An Ensemble Learning Framework with Explainable AI for interpretable leaf disease detection

Abstract

The early and accurate detection of plant diseases is critical for sustainable agriculture, ensuring crop health, reducing losses, and supporting food security. To address this challenge, we present an Ensemble Learning Framework with Explainable AI (XAI) tailored to disease detection, using cucumber leaf diagnosis as a key use case. In this study, we experimented with a dataset comprising 6,400 images capturing six prevalent cucumber leaf diseases – Gummy Stem Blight, Downy Mildew, Anthracnose, Bacterial Wilt, Belly Rot, and Pythium Fruit Rot – alongside two healthy categories. Prior to training, the images underwent preprocessing steps such as resizing, rescaling, and data augmentation (through random rotations, flips, zooms, and contrast adjustments) to enhance model generalization.

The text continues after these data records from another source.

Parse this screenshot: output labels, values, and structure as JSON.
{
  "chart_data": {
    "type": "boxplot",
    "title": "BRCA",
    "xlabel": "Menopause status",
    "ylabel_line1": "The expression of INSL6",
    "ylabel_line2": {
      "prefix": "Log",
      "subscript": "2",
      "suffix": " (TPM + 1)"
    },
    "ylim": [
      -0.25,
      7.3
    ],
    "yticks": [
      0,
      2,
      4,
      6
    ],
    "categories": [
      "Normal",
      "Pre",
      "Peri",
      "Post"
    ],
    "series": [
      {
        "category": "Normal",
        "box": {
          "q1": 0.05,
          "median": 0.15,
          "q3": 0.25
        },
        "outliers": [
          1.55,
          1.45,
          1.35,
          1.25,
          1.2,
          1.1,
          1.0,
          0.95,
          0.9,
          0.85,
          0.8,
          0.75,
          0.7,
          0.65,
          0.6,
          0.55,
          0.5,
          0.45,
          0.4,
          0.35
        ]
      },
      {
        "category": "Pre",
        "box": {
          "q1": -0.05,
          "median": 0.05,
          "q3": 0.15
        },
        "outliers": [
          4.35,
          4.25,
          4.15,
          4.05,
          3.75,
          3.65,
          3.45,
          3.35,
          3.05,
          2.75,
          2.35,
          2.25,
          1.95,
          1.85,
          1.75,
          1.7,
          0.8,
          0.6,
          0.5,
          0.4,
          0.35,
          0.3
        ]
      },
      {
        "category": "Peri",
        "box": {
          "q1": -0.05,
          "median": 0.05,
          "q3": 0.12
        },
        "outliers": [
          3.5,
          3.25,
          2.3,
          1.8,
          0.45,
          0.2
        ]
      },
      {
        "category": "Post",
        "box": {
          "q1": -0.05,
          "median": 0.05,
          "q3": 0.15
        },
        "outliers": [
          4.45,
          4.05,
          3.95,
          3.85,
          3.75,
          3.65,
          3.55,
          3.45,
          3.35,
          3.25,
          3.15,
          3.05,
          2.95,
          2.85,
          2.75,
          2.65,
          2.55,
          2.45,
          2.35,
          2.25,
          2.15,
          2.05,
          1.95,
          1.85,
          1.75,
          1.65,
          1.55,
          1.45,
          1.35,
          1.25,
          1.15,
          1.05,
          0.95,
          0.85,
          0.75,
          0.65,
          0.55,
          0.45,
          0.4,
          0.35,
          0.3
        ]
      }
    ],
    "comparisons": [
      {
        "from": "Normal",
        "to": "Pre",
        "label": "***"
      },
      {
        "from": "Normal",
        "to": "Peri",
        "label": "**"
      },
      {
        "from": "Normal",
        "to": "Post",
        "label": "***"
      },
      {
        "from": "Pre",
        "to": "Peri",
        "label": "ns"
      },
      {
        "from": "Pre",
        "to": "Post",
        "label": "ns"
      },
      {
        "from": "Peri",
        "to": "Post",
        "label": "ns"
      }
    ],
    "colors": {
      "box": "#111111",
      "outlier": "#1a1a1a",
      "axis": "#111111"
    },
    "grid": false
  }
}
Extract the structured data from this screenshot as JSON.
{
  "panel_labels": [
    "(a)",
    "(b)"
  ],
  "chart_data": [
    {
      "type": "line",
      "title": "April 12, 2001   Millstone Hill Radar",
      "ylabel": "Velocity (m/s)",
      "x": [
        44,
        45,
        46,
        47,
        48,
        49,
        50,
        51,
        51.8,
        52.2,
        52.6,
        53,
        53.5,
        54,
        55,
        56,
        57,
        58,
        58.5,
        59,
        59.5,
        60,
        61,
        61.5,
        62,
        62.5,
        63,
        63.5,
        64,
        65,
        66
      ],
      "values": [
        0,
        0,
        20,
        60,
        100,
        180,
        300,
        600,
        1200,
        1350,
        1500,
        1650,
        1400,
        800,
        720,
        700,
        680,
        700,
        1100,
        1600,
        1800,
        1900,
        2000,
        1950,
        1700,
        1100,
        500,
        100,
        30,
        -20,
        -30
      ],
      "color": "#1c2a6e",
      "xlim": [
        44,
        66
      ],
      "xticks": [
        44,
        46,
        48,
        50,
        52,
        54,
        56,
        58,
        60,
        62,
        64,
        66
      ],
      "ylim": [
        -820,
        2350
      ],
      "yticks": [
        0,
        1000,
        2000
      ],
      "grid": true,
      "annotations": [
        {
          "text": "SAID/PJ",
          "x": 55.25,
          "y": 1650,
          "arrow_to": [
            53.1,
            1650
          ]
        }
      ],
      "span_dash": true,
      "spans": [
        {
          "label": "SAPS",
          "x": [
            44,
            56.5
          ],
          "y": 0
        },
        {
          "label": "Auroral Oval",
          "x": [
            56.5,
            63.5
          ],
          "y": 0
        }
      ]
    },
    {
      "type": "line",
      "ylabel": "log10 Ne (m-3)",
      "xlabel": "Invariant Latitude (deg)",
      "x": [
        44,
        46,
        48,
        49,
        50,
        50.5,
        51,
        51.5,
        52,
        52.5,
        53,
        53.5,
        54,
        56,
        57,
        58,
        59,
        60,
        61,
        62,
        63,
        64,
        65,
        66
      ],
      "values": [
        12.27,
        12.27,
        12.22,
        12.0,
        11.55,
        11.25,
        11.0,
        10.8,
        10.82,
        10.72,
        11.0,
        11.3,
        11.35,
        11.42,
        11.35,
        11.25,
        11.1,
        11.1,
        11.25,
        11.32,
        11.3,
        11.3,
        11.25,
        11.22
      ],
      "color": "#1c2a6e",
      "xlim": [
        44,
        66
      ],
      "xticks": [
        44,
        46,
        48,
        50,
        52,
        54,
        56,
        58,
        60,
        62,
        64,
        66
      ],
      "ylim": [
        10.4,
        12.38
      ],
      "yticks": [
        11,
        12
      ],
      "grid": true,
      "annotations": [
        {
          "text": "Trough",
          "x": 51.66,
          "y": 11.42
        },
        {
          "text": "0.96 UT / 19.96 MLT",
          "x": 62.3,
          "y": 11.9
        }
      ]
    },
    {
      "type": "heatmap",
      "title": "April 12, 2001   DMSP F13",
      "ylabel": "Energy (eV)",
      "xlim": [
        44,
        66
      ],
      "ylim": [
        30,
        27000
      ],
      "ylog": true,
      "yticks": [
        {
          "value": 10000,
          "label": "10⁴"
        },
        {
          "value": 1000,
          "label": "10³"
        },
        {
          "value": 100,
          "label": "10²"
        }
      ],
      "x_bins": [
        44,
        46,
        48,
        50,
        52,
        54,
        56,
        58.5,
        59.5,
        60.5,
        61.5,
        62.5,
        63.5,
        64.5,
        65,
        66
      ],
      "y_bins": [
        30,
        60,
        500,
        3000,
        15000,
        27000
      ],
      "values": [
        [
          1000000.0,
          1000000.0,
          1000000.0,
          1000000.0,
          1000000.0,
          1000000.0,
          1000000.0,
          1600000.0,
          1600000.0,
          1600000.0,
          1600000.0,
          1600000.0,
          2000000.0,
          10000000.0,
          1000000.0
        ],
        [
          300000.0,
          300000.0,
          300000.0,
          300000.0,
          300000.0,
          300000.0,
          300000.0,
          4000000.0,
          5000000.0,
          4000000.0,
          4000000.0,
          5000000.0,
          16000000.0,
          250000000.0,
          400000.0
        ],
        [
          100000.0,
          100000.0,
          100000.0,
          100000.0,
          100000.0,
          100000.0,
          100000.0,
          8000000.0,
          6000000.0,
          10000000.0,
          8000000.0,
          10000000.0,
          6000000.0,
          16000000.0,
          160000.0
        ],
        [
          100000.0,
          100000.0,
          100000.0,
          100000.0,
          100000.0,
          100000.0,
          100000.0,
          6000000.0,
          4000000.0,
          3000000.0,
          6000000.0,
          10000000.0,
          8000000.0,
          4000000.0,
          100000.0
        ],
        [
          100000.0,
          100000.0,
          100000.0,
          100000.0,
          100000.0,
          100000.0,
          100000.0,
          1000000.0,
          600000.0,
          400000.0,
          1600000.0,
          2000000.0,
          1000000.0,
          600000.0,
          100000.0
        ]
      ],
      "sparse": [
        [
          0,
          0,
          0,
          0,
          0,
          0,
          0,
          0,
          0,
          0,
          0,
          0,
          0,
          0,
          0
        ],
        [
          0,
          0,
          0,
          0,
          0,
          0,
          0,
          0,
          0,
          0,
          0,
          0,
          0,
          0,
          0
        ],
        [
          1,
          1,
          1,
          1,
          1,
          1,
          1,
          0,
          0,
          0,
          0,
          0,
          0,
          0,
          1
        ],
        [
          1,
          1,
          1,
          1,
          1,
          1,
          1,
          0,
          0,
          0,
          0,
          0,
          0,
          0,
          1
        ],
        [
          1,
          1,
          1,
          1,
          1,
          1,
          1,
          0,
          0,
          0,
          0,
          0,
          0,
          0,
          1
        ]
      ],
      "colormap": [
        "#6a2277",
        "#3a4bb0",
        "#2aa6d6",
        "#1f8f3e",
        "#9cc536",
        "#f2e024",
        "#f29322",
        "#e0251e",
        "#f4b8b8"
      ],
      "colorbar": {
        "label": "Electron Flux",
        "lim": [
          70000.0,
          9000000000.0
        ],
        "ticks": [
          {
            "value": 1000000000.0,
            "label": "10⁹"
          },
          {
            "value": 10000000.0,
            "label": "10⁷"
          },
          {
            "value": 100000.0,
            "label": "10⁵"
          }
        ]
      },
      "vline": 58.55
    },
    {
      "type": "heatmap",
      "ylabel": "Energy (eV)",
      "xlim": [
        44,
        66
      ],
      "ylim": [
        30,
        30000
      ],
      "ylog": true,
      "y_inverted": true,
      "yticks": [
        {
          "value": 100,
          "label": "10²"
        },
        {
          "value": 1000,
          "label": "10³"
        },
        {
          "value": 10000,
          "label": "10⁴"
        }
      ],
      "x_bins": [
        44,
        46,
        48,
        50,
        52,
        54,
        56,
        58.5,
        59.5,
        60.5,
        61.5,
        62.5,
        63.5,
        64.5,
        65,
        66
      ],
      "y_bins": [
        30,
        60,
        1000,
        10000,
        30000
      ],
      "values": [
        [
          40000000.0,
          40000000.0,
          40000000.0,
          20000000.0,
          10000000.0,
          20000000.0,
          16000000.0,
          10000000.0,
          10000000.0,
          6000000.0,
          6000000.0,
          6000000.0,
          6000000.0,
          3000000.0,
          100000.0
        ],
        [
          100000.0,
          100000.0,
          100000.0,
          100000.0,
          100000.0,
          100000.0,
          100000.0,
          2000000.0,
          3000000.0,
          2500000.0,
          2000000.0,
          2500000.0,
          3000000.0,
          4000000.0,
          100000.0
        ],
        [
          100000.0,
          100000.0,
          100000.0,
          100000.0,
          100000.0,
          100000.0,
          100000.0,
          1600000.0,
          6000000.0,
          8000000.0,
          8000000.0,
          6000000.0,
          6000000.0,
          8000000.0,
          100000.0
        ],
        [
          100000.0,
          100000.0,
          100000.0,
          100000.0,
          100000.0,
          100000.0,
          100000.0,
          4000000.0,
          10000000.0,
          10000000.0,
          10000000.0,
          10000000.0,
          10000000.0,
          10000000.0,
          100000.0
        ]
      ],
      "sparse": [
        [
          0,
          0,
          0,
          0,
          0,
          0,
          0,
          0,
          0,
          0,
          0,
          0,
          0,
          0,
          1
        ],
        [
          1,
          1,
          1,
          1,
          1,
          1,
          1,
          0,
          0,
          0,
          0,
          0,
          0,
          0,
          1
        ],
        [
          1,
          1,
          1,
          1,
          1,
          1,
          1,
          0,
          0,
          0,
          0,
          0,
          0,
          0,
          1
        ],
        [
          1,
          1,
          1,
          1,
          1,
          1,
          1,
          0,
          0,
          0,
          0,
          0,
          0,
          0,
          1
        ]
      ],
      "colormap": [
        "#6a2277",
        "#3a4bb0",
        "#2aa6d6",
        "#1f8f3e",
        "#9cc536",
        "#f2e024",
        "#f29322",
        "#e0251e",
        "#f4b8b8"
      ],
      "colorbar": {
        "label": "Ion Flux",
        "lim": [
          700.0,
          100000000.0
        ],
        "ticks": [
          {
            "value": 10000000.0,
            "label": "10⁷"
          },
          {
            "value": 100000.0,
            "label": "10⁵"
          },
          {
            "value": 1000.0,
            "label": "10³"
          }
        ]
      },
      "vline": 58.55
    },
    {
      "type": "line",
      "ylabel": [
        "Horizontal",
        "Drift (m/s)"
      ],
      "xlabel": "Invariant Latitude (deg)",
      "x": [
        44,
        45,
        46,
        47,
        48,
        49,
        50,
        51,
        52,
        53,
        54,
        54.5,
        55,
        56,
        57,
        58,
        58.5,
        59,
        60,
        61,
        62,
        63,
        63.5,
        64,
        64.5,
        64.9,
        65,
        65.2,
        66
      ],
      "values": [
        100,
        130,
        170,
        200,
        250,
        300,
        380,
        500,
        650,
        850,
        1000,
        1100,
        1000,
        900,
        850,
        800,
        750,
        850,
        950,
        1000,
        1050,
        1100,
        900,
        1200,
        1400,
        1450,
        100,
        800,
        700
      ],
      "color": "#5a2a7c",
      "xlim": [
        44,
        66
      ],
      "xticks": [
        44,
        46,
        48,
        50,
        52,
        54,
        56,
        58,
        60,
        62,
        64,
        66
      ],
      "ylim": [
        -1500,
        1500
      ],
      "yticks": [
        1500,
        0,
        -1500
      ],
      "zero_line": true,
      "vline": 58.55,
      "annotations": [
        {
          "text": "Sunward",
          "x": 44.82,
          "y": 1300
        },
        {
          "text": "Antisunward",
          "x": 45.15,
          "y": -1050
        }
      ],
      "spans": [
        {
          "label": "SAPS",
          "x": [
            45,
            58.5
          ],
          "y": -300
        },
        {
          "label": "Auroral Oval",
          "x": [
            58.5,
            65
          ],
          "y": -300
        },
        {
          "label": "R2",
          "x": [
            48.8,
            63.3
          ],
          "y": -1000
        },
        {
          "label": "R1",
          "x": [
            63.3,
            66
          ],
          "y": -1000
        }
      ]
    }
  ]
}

The proposed framework unites multiple architectures – CNN, DenseNet121, EfficientNetB0, InceptionV3, MobileNetV2, ResNet50, and Xception – into an ensemble that attained overall accuracy of 99%, alongside high recall and F1-scores. Individual models demonstrated accuracy ranging from 88.71% to 99%, underscoring the robustness of the ensemble. Integrating XAI methods further ensures interpretable outputs, granting valuable insights into the decision-making process and heightening transparency for researchers and agronomists. The findings confirm that transfer learning, model ensembling, and interpretability methods significantly enhance classification performance, especially in cases of limited data, offering a scalable solution for improved disease management in agriculture. Additionally, the framework is scalable for real-world deployment by enabling real-time disease monitoring on edge devices (e.g., Raspberry Pi, IoT systems), seamless integration with smart farming platforms, and continuous learning for adaptive crop management.